Here is the overview from School Library Journal:
Atalanta, a skilled archer and a runner, has dedicated her life to Artemis, the Goddess of the Hunt. She has grown up among hunters, and is as good or better than many of her male counterparts. When strangers appear and command that she return with them to her father, the king, she is shocked and dismayed. King Iasus, who abandoned her at birth, now demands that she marry and produce a son, since he does not have an heir. She balks at this idea, since she has vowed to remain chaste, and poses a challenge: she will only marry a man who can outrun her in a race; all others must die. To her dismay, many accept the challenge and fail. However, when Hippomenes enlists the help of Eros and the Golden Apples of Aphrodite, Atalanta cannot force herself to outrun this man and have him die. Staying very close to the known story, Spinner gives this Greek myth a fresh face and makes Atalanta a strong heroine. The gods are ever present, advancing the plot and commenting on the lives of the characters. The setting is well done, putting readers easily into the ancient world, and the language is refreshingly unmodern.

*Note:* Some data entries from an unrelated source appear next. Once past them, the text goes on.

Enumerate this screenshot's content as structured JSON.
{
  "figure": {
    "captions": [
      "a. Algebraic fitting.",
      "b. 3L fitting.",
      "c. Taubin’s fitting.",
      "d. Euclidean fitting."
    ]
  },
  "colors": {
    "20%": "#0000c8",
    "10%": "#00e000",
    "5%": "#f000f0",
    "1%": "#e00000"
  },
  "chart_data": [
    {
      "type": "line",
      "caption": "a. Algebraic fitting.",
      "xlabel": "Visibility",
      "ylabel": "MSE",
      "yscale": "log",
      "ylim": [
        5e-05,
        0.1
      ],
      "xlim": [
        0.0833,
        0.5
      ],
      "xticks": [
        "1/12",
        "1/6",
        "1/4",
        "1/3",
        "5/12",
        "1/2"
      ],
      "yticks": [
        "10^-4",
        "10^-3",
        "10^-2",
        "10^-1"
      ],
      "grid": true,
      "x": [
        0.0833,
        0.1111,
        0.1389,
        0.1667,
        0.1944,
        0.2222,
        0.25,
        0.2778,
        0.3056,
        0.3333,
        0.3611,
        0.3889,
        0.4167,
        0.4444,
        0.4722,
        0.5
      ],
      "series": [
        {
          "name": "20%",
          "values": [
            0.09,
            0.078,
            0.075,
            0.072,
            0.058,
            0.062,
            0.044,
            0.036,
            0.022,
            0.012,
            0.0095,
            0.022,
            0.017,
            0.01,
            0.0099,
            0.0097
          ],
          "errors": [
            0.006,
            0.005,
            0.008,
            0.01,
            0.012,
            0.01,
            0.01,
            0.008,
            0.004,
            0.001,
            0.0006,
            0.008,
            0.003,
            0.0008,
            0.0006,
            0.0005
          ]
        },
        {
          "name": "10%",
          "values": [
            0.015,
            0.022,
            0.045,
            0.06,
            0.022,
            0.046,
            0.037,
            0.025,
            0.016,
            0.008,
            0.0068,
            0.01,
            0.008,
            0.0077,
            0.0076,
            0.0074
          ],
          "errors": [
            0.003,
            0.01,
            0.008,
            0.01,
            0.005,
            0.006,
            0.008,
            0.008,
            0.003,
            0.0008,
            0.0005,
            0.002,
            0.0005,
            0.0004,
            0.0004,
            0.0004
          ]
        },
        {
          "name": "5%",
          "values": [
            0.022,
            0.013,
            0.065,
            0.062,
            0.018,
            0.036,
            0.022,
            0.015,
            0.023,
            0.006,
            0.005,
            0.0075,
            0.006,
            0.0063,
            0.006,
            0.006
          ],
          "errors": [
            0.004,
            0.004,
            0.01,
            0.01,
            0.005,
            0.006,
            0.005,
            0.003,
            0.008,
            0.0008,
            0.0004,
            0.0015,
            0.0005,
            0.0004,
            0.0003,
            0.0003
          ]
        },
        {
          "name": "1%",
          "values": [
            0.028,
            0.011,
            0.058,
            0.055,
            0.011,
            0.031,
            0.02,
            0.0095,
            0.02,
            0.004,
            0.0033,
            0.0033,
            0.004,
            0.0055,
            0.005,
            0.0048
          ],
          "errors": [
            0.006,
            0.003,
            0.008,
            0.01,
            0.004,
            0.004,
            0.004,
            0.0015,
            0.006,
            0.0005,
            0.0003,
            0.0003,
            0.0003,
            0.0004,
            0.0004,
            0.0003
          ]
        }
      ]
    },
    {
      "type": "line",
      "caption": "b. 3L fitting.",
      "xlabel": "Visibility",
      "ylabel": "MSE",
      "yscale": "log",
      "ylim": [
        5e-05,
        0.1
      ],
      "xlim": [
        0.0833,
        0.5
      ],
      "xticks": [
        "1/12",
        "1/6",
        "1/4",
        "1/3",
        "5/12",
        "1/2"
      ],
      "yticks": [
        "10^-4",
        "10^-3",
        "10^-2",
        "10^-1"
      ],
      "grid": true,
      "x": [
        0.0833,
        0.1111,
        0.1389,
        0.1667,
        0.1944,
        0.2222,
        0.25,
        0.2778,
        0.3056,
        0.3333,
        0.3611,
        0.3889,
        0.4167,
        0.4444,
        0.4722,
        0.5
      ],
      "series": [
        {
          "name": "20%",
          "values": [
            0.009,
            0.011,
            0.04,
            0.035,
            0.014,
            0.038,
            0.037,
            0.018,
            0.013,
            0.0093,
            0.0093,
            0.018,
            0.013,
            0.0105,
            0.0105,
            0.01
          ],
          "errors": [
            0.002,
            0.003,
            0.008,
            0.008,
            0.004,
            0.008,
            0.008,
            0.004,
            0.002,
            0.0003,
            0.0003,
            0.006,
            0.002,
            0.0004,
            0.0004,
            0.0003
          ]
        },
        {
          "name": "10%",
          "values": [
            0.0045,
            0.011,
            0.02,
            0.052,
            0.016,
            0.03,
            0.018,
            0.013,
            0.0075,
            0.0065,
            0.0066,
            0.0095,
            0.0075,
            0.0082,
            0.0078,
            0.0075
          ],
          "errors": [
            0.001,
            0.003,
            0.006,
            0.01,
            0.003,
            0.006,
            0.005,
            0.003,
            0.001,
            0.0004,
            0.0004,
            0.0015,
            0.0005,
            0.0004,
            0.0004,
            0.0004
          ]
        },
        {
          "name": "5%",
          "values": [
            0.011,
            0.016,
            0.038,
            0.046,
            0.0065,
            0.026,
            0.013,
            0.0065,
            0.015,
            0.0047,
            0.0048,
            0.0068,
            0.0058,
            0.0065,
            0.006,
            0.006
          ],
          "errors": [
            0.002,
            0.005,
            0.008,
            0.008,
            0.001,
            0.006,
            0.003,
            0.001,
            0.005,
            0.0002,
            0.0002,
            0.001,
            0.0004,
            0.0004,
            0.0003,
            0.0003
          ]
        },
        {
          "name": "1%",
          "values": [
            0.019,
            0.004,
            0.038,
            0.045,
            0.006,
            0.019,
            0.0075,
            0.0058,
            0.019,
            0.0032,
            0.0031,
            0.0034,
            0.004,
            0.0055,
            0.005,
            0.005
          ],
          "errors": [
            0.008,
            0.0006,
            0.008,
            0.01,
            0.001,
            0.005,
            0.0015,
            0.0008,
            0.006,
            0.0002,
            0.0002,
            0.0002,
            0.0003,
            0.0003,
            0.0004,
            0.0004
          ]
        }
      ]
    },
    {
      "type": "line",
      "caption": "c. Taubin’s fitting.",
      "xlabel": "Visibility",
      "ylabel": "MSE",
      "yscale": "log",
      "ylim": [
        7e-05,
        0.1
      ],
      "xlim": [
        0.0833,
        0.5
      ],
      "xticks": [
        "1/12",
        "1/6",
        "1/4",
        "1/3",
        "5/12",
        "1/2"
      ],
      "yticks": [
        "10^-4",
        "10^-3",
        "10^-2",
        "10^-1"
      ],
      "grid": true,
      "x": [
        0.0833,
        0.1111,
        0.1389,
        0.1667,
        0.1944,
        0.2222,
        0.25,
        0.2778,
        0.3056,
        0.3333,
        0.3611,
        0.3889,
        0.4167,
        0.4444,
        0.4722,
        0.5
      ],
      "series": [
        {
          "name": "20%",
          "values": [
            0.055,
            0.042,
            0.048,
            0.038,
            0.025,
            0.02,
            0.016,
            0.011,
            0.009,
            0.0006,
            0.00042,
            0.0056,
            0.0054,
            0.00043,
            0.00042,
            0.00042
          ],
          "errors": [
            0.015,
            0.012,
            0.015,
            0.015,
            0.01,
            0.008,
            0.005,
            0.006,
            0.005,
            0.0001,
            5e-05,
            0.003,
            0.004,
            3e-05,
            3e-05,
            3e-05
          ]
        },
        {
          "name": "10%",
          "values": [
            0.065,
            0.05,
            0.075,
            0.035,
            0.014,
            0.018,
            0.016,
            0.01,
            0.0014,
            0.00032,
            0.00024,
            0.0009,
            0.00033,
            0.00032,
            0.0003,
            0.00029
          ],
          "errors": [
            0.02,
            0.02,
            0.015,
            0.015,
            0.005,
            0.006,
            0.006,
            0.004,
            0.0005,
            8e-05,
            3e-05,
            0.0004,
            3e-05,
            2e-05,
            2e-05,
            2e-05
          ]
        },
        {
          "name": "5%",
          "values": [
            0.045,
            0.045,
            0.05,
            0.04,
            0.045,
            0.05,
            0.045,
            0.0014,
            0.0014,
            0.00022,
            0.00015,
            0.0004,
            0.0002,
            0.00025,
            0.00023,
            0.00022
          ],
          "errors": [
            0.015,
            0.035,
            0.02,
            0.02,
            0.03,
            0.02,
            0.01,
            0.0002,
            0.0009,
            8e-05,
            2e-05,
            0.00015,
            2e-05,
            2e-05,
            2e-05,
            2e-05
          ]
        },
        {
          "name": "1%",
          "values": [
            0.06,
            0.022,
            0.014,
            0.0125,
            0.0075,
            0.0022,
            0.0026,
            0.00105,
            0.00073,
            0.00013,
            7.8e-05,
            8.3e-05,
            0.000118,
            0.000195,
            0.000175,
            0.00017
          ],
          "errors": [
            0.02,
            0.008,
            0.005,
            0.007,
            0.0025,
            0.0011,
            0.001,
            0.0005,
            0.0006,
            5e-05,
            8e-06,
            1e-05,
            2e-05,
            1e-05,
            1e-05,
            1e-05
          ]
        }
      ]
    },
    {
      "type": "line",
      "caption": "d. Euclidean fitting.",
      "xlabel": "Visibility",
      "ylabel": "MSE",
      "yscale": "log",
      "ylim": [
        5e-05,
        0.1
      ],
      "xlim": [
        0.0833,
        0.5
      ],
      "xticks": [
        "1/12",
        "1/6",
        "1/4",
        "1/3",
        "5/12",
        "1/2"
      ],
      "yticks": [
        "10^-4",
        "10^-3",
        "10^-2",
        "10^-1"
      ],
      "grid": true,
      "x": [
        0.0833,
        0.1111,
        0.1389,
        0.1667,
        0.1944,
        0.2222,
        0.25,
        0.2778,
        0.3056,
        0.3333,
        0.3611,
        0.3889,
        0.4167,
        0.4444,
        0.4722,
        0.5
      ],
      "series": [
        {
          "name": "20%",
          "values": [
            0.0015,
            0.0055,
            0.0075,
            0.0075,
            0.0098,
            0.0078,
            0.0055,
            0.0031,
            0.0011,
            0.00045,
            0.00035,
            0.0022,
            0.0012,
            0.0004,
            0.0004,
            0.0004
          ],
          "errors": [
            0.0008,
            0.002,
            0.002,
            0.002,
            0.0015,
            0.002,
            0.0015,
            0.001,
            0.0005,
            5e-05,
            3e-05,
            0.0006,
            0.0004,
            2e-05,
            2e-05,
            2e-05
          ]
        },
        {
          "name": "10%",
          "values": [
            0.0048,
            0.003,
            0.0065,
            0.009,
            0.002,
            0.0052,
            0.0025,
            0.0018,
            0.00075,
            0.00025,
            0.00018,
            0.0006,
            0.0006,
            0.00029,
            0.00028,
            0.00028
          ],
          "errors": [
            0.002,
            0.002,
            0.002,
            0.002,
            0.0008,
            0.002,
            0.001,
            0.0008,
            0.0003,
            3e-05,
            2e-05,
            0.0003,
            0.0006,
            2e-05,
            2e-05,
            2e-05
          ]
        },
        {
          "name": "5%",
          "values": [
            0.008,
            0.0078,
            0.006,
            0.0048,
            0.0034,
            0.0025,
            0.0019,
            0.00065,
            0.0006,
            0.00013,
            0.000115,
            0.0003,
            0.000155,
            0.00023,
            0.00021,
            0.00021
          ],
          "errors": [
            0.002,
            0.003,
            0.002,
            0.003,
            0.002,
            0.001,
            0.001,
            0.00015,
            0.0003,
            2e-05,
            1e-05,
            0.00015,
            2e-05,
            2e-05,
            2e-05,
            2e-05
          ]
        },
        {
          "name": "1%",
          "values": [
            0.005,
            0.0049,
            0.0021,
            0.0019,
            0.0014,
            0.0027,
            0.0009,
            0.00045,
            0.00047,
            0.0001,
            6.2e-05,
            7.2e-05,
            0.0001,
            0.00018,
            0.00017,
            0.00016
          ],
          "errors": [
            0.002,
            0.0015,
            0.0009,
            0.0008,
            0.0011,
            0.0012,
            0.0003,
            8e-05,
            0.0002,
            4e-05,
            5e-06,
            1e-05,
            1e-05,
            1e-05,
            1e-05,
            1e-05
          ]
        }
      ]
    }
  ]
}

This book is very much in the vein of The Great God Pan, a well done fictionalization of classic mythology that somehow lacks enough depth or creativity to rise above its limits. These works seem like effective ways to introduce young readers to Greek myths but their simplicity limits the power they have as literature.

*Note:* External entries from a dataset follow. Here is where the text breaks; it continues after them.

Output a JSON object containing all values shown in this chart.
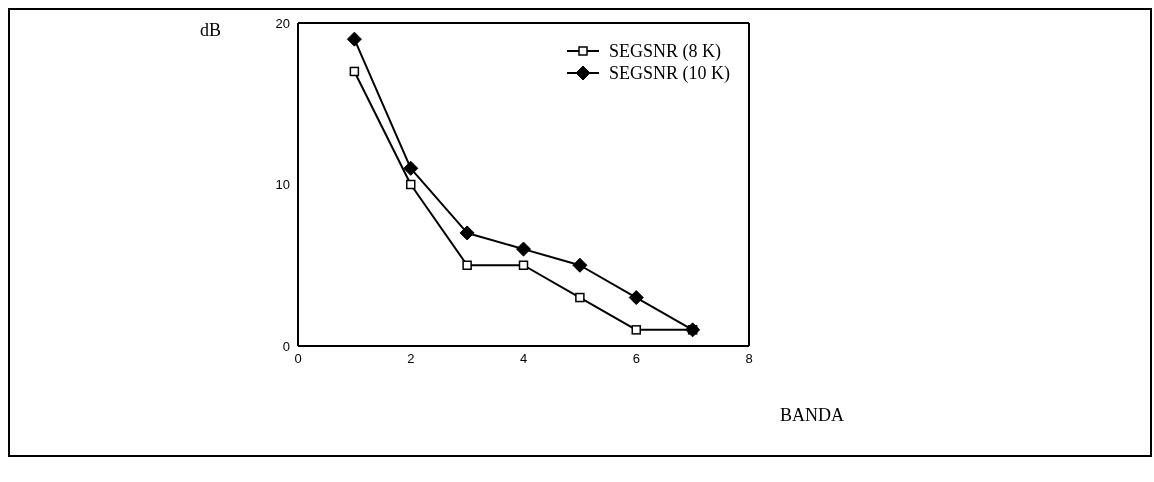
{
  "chart_data": {
    "type": "line",
    "xlabel": "BANDA",
    "ylabel": "dB",
    "x": [
      1,
      2,
      3,
      4,
      5,
      6,
      7
    ],
    "series": [
      {
        "name": "SEGSNR (8 K)",
        "color": "#000000",
        "marker": "square",
        "values": [
          17,
          10,
          5,
          5,
          3,
          1,
          1
        ]
      },
      {
        "name": "SEGSNR (10 K)",
        "color": "#000000",
        "marker": "diamond",
        "values": [
          19,
          11,
          7,
          6,
          5,
          3,
          1
        ]
      }
    ],
    "xlim": [
      0,
      8
    ],
    "xticks": [
      0,
      2,
      4,
      6,
      8
    ],
    "ylim": [
      0,
      20
    ],
    "yticks": [
      0,
      10,
      20
    ],
    "grid": false,
    "legend": "top right",
    "line_style": "solid"
  }
}
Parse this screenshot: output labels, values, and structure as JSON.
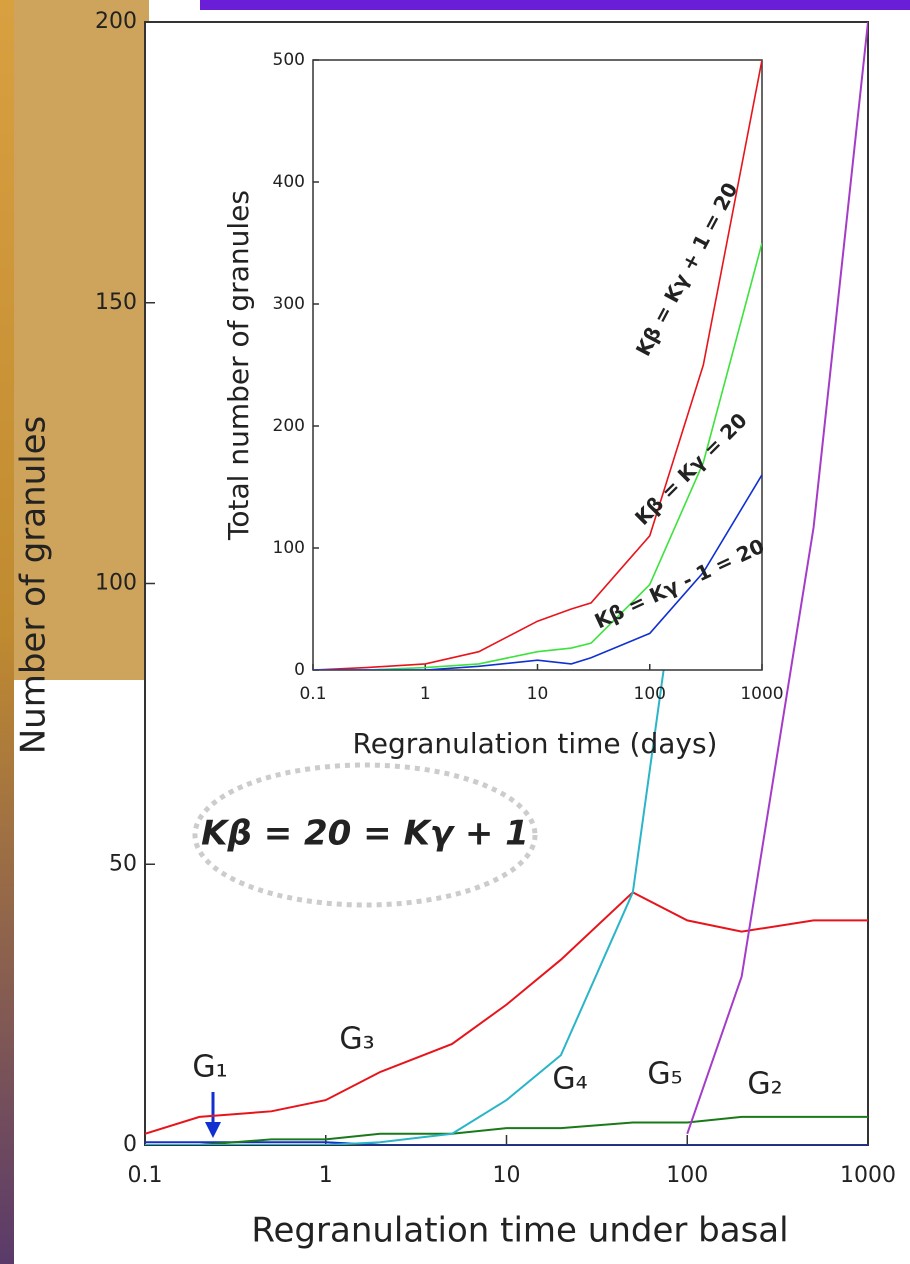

Spinner paints a picture of a heroine with unique talents but who is still trapped in a world dominated by men and where those who run afoul of the gods can pay a heavy price. She captures the precarious and often brutal interaction between gods and mortals – and between fellow mortals – in the ancient world as described in mythology. As the above review notes, Atalanta is an interesting and well drawn heroine and Spinner captures the ancient setting well. But overall the story just didn’t grab me.

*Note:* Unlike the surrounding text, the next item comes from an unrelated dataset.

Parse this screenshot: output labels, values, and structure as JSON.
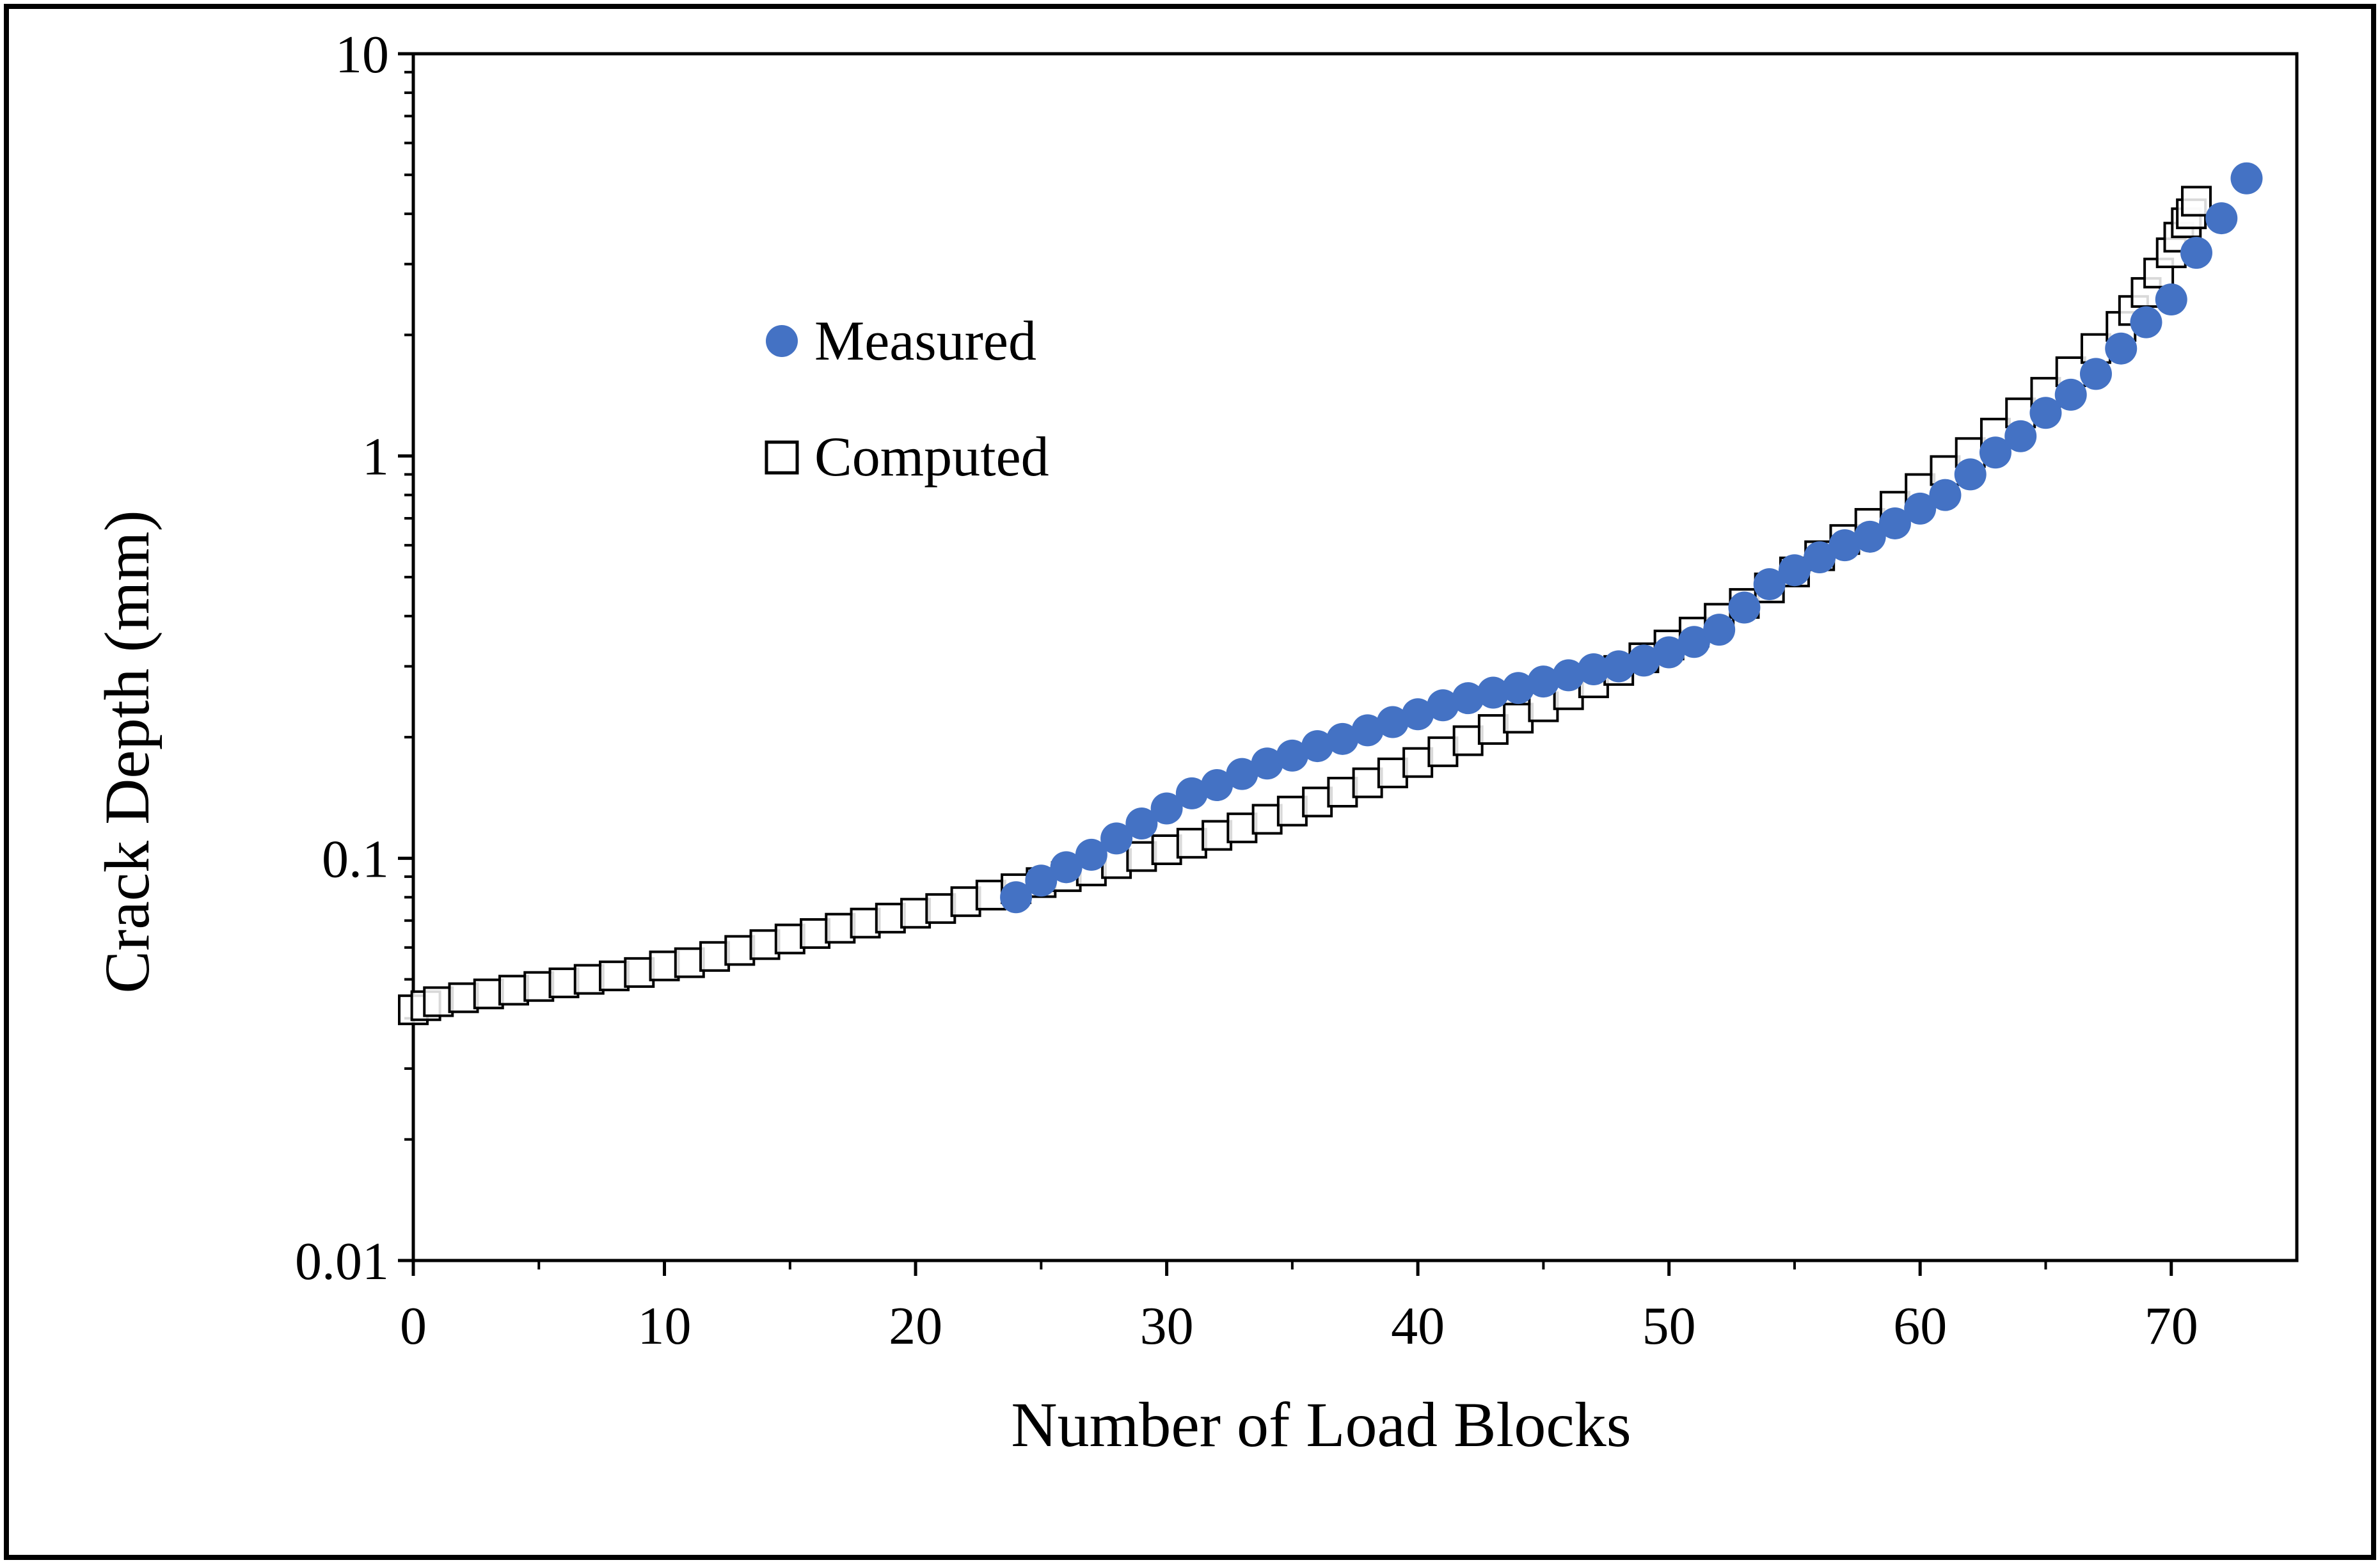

It was interesting, and educational in the sense of fleshing out the myth, but as a story on its own it seemed a little flat or shallow. Almost a vignette rather than a complete story. But again, this may simply be the limits of reading YA fiction as an adult.
For those looking for a quick and easy to read retelling of the myths surrounding this character, Quiver will fit the bill. Those looking for deeper insight and a more powerful story might be disappointed.